MILWAUKEE — As the chatter of NFL analysts on the clubhouse TV droned before the game Sunday and NFL jerseys hung in players’ lockers, the optics of the Cubs’ annual September football-themed road trip never seemed so awkward.
It didn’t get any less awkward after they lost another shortstop, along with their third consecutive game to the Brewers, 8-5 on Sunday, as football season arrived three weeks early in the Cubs’ clubhouse.
True, the Cubs have 20 games left. They even have a 1½-game lead over the Diamondbacks for the last playoff position in the National League.
But as players and coaches pulled on their Khalil Mack, Rob Gronkowski, Barry Sanders, Troy Aikman and Jerry Rice jerseys — along with one conspicuously out-of-place Forrest Gump Alabama jersey — their chances of making the playoffs had never looked so bleak so late in the season since this competitive window opened in 2015.
“Just play.
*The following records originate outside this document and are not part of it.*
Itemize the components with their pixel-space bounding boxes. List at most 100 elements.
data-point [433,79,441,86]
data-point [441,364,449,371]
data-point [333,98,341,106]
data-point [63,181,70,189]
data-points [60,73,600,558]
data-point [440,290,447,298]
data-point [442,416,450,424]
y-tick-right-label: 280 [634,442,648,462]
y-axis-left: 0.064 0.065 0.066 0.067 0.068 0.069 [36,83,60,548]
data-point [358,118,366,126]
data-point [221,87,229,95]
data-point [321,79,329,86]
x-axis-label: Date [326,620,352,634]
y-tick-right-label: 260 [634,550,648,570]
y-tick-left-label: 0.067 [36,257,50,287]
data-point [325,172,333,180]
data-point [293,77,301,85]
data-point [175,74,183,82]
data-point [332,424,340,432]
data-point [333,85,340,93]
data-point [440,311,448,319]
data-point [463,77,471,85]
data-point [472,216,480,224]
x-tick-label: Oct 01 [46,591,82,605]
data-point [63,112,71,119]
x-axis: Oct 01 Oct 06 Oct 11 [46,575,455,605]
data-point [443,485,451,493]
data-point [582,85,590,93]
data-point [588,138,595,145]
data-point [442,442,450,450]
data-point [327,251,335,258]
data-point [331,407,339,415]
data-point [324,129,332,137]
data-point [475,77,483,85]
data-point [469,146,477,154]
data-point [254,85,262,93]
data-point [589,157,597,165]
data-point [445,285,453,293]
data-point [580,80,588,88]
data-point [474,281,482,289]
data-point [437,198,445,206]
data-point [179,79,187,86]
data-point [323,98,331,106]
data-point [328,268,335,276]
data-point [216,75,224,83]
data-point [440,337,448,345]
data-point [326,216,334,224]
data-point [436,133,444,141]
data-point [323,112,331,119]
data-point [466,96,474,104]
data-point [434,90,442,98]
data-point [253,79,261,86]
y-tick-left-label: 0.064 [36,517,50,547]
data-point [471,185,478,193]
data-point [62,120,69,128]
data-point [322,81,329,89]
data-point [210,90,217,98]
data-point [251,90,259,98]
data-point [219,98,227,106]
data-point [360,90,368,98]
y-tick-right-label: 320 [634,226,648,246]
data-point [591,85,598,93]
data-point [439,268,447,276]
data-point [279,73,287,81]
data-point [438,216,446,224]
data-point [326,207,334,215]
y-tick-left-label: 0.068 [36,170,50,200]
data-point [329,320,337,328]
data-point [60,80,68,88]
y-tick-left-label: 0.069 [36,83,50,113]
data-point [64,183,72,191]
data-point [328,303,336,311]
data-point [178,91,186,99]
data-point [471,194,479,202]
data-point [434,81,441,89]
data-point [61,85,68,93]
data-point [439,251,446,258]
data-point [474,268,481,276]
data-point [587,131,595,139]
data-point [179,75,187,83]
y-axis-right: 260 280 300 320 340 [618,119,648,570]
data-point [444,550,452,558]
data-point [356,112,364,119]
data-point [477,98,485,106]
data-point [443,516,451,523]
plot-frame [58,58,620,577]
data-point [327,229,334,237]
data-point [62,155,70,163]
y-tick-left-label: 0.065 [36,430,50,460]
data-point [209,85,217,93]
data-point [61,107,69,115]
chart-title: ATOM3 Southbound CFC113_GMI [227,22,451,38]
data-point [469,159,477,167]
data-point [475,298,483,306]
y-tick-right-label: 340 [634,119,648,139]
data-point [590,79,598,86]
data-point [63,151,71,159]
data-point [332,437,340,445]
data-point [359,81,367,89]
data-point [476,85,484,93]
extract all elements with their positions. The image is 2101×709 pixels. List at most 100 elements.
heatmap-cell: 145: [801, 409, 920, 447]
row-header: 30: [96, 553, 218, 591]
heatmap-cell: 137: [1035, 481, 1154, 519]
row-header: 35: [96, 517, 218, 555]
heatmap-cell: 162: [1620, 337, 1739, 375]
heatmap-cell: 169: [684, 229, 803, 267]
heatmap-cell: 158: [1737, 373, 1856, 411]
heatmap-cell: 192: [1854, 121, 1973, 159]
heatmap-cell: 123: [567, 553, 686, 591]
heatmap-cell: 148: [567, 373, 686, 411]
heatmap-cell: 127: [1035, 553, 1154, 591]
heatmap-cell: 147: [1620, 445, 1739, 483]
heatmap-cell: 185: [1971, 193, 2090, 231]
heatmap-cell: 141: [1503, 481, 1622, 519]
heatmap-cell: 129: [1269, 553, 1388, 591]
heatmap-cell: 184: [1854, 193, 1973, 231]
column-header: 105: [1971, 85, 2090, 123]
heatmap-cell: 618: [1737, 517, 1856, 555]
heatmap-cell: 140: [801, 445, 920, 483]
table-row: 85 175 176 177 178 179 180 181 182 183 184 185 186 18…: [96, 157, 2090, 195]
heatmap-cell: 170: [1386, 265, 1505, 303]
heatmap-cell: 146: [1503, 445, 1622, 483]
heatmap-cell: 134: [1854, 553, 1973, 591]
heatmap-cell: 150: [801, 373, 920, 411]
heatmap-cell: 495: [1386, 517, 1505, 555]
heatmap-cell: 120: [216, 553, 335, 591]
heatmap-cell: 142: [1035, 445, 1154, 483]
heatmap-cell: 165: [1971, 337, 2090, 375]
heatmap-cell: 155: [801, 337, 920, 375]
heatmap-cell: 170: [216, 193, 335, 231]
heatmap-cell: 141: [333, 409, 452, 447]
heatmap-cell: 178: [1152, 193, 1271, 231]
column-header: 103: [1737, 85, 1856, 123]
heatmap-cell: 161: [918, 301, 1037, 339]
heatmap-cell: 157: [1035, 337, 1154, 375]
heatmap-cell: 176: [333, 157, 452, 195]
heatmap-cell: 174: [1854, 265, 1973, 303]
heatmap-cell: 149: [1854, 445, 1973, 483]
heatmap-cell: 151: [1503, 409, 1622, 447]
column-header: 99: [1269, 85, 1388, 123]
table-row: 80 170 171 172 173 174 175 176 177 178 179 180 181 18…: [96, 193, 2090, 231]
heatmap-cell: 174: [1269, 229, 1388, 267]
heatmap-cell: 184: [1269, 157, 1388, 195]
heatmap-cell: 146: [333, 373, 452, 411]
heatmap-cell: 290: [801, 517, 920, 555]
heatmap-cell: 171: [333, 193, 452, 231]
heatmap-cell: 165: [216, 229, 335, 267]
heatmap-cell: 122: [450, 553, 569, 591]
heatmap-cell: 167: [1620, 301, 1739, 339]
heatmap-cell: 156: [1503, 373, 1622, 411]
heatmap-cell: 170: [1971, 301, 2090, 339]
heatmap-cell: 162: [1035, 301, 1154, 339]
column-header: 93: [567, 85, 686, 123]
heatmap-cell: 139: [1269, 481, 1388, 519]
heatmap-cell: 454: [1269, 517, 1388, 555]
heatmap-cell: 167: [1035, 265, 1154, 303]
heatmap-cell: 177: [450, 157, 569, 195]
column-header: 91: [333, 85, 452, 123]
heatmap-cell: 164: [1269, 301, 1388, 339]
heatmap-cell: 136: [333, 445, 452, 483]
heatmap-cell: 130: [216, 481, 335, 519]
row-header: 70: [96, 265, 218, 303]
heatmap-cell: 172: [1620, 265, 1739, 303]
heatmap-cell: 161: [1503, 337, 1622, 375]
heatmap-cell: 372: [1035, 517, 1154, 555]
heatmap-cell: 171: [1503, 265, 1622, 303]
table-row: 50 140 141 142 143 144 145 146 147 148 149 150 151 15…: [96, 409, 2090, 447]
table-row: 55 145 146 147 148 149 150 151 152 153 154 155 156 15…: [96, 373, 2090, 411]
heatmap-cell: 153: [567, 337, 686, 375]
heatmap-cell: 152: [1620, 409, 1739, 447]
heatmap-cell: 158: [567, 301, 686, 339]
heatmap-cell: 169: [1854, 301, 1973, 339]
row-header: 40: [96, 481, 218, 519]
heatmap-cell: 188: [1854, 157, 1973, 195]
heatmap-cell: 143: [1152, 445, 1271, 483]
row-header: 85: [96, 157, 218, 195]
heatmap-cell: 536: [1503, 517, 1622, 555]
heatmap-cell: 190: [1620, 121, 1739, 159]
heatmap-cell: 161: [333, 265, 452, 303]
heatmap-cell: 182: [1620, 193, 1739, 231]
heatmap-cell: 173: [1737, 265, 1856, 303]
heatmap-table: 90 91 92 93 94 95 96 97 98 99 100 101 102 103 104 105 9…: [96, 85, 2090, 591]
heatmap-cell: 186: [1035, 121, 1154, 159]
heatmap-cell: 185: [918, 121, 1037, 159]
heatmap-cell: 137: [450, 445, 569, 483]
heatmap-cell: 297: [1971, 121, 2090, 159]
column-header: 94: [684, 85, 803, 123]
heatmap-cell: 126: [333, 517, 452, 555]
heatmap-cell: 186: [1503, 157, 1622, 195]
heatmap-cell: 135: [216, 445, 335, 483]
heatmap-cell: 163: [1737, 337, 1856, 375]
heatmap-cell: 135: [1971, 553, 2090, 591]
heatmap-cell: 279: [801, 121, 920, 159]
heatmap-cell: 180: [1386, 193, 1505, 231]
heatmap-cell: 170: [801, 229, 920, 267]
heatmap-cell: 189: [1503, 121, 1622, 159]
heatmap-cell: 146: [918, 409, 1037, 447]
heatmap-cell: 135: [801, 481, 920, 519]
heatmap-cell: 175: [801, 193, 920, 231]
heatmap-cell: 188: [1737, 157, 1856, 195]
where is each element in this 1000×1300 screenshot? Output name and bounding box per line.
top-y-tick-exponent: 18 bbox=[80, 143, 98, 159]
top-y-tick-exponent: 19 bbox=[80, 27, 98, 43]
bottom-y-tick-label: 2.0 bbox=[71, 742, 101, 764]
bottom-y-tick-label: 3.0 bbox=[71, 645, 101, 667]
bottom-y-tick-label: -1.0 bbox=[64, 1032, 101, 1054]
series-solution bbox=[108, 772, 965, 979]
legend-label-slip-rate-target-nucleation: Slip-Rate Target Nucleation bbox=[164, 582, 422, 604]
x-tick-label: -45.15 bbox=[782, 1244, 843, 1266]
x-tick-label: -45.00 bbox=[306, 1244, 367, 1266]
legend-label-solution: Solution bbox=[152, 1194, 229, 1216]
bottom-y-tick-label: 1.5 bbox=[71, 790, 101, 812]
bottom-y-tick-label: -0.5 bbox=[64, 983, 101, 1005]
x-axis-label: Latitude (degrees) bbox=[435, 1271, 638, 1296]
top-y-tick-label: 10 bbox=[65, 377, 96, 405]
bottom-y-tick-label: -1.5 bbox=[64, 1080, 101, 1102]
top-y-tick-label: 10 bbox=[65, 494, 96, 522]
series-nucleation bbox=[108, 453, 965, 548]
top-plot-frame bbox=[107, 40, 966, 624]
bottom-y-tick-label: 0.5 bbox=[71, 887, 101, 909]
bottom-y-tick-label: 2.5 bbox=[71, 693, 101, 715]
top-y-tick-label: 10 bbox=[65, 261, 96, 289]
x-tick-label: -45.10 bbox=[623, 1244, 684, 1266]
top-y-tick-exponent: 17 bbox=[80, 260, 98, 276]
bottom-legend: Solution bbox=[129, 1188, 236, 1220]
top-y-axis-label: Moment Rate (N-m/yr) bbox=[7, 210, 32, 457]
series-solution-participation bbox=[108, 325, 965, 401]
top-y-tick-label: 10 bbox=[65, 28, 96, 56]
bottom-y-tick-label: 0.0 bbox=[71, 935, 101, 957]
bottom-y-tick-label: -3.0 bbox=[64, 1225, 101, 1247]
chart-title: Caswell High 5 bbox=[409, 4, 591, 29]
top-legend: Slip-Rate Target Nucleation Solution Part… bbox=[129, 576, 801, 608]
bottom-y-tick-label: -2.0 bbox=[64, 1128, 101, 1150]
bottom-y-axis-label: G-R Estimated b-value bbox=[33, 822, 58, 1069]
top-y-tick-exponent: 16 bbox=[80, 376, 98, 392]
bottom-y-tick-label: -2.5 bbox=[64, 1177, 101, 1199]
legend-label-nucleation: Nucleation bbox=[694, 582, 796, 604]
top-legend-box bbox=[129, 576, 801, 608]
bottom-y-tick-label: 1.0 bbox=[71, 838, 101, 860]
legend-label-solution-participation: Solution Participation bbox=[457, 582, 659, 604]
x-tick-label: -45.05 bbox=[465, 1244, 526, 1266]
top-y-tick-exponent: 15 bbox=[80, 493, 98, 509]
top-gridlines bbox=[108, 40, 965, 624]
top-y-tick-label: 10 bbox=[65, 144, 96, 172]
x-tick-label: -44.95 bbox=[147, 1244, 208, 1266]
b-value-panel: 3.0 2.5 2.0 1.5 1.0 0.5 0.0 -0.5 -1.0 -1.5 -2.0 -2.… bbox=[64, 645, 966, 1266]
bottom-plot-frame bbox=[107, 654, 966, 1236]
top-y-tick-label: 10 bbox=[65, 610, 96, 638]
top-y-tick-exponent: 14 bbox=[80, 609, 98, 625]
All we can do is show up and play,” said left-hander Jon Lester, who gave up all eight runs, including four on a pair of home runs, as the Cubs dropped to 4½ games behind the first-place Cardinals in the NL Central. “You can’t sit here and mope and complain about this.”
They certainly would seem to have cause after shortstop Addison Russell was hit in the head by a pitch in the third inning and eventually left the game, one day after starting shortstop Javy Baez was diagnosed with a fracture in his thumb that could sideline him the rest of the season.
Russell remained “under evaluation for a possible concussion” as he traveled with the team to San Diego on Sunday night, his status for that four-game series pending daily exams.
“It’s, as they say, suboptimal,” said manager Joe Maddon, whose starting shortstop is second baseman David Bote until further notice.
Russell, who laughed with teammates in the clubhouse after the game as he donned the No. 44 Forrest Gump jersey he picked from a pile provided by one of the theme trip’s organizers, was hit near the bill of his helmet, above his left eye.
He remained on the ground for several minutes as a Cubs trainer, the Brewers team doctor and eventually a second member of the Brewers’ medical staff attended to him.
He suffered a bruised nose, which bled briefly, and appeared dazed initially but persuaded the medical people to allow him to stay in the game. He stole second base on the next pitch.
Then he scored on the next play as the Cubs rallied for three runs.
“The fact that he rallied us at that point was outstanding,” said Maddon, who said Russell seemed OK when checked on the field. “And when he came back in, they just wanted to take a better look at him, so we got him out of the game at that point.”
Under Major League Baseball’s policy, there is no specific timeline for Russell’s “evaluation,” making his status as unclear as the Cubs’ playoff prospects.
In addition to being down both shortstops on the roster, their closer (Craig Kimbrel) is out with an elbow issue until at least the end of the week, and their two most playoff-tested veterans in the rotation (Lester and Cole Hamels) are coming off especially poor outings in Milwaukee.
“Honestly, there’s only one way to deal with moments like this, and that is in the moment,” Maddon said. “Anxiety lives in the future. Things could change just as quickly.
“I know these kids pretty well, and I don’t see any panic in the eye. It’s just a matter that — obviously, we’ve got to pitch well — but we still have to be more offensive, stay in the [strike] zone.”
Asked before the game if he still believes in his theory that September creates its own energy, Maddon quipped, “It needs to right now.
“Please Mr. September, bring it on. We’re ready for your energy.”